The European Securities and Markets Authority (ESMA) has recommended a number of improvements to be made to credit ratings including a boost in transparency.

After publishing its Thematic Report on fees charged by Credit Rating Agencies (CRAs) and Trade Repositories (TRs), it found that pricing transparency of CRAs and their fee setting process need more work. They need to ensure that fees are non-discriminatory and are based on actual costs.

The report also did highlight several good practices implemented by CRAs and TRs around fee transparency, fee setting and costs monitoring.

While there are good procedures, the EBA stated more improvements are needed to costs’ recording and monitoring practices to show how fees are charged to users relate to the costs of providing the service.

Furthermore, ESMA stated CRAs must improve the access to and usability of credit ratings published on their websites.

Other recommendations included costs should be monitored by categories and at the same granularity as fee schedules, credit ratings published on websites can be accessed without limitation and pricing policies meet compliance.

ESMA chair Steven Maijoor said, “CRAs and TRs have improved their practices regarding the transparency of fees charged and their fees setting and costs monitoring processes.
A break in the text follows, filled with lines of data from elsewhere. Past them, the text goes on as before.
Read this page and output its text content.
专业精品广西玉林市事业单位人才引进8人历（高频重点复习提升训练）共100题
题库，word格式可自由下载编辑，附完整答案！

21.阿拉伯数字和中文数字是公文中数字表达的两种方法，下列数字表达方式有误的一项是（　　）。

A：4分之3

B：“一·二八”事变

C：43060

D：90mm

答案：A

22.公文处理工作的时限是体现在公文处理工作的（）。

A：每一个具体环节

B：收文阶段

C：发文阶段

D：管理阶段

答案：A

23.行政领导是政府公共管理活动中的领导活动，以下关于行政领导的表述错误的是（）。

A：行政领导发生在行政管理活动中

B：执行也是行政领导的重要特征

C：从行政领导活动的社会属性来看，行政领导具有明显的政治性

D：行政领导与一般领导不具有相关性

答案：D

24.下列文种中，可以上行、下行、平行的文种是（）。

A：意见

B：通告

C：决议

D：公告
However, further improvements are still needed regarding costs recording and monitoring as we expect all supervised firms to be able to demonstrate the fees charged are cost-based for CRAs and cost-related for TRs.

“Additionally, we expect CRAs to address outstanding issues around the accessibility and usability of their credit ratings. ESMA will continue to monitor supervised firms’ progress and practices in these areas to ensure consistent and compliant approaches that support investor protection and stable and orderly markets in the EU.”